The same source that told the New York Post about Cameron Douglas' broken leg also revealed that the celebrity scion was working hard to change his image while in prison. Douglas had "gone gangster," according to the insider, hitting the gym hard and getting plenty of ink to complete the new look. "He recently had his initials inscribed on his neck and big stars on his shoulders, with each year of his incarceration in each star," the source confirmed. "And he's currently getting a scroll on his back. They are being done by his best prison pal, Billy Trent, and he's paid over $1,000 so far for all the ink."

When Douglas was released in 2016, he seemed keen to show off his tattoos. His entire abdomen was covered, with a huge butterfly on his chest and portraits of his dad and grandfather on his sides. At the time he implied that he wanted to get even more work done, but he's since had a change of heart. Douglas has decided that he wants to revive his largely disastrous acting career (he was once fired from a movie being filmed in Ireland after he ran out of heroin and went into withdrawal), and with that in mind he's chosen to lose the tats. He's been sharing his experience of laser tattoo removal with fans via Instagram, where he's been active since becoming a free man.

Michael Douglas blamed himself for his son's problems

When Michael Douglas and his son sat down with Diane Sawyer in 2019, their interviews quickly turned into quasi-therapy sessions, with both men opening up about how Cameron's drug problems impacted them, their family, and their relationship. Michael revealed that he spent some time blaming himself for his son's downward spiral into abuse. "You rack your brain and you take it personally in the beginning," he said (via Good Morning America). "Then you look at your genetic makeup. I should've changed my priorities. My career was first. My career came before my family."

Michael went on to explain that his "marriage was not great" at the time, so he avoided it by working too much, when he ought to have been focusing on Cameron. "But that's hard to say when you're in the midst of a career, when you are in your own mind, stepping out of your father's shadow, trying to create a life for your own," he continued. The Ant-Man star would later come to appreciate that his son was climbing the same mountain, only it's twice the size. "I have some idea of the pressure of finding your own identity with a famous father," he wrote in a letter to U.S. District Judge Richard Berman following Cameron's arrest (via Reuters). "I'm not sure I can comprehend it with two generations to deal with."

Cameron Douglas has a family of his own now

And now for some good news. Despite the tragic events that engulfed nearly his entire life, things seem to be looking up for Cameron Douglas.

He was first pictured with New York yoga instructor Viviane Thibes (above) in 2016, not long after being released from prison. He and Thibes (originally from Sao Paulo, Brazil) fell hard for each other and things started moving fast — they welcomed their first child in December 2017. "Since Viviane has given birth to a beautiful healthy girl on Monday afternoon, I've been at their side ever since," Douglas told People. "I'm very happy." They named their little girl Lua Izzy, a subtle nod to his grandfather, who was born Issur Danielovitch and later went by Izzy before adopting the name Kirk Douglas.

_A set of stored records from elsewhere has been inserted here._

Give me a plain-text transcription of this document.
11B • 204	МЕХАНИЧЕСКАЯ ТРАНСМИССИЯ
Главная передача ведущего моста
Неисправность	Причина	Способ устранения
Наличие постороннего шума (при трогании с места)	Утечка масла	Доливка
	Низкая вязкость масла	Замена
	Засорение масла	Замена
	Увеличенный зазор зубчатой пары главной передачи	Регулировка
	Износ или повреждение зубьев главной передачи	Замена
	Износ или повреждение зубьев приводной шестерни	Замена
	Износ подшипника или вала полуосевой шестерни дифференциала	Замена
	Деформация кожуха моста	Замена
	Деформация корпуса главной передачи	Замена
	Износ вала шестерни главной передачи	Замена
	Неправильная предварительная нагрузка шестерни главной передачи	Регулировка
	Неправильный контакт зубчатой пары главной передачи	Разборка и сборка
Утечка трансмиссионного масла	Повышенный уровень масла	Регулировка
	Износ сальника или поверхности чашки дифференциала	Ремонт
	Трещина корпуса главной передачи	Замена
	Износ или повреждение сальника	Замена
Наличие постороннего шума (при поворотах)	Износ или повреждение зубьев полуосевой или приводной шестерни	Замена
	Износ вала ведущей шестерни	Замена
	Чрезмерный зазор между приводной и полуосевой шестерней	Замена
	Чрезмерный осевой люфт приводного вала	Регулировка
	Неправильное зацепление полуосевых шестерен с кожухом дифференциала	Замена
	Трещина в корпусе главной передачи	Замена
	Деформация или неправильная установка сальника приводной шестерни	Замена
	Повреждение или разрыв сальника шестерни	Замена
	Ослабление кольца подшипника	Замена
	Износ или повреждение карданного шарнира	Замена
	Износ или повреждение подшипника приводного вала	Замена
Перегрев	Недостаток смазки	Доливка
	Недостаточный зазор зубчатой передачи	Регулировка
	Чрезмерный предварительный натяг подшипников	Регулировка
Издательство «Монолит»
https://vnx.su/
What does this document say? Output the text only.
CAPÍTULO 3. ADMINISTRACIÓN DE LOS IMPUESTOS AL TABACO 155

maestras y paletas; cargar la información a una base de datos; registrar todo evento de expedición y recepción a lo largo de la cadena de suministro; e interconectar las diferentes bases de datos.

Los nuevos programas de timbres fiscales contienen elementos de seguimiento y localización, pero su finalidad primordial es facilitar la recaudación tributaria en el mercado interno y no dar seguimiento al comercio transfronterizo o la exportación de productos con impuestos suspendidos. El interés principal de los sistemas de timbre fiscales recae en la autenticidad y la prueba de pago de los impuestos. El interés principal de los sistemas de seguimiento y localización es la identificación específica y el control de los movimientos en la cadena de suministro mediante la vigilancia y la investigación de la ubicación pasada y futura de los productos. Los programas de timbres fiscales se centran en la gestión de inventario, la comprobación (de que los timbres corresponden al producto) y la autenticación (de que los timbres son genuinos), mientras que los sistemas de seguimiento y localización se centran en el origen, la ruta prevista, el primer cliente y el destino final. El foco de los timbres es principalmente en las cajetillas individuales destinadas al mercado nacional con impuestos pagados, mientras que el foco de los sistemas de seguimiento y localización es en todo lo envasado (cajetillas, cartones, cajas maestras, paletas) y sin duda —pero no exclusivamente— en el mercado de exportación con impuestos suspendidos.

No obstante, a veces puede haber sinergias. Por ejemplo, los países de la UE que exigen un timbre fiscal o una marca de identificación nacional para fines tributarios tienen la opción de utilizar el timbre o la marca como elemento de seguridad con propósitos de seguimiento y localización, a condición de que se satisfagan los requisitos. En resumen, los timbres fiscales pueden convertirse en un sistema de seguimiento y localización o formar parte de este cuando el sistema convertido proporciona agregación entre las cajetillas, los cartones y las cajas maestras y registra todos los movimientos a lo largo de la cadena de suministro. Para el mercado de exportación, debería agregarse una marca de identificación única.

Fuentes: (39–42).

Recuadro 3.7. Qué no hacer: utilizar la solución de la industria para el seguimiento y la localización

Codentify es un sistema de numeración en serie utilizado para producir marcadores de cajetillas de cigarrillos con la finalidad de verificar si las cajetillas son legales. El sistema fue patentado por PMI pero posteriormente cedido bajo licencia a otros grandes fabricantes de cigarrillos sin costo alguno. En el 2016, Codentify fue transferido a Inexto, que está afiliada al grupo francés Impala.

When Cameron appeared on The View in 2019, he said that bringing a child into the world introduced him to "a depth of love that I didn't realize existed in me. You love your family, but when you have a child ... it's amazing — a source of inspiration like no other." He certainly looks elated with his daughter in his arms (above right), and he's also getting on great with his dad, who reportedly encouraged him to write his tell-all memoir. "My father and I have an amazing relationship," Cameron said at the Los Angeles Mission Legacy of Vision Gala (via People). "I love spending time with him, and I will spend as much time with him as I can."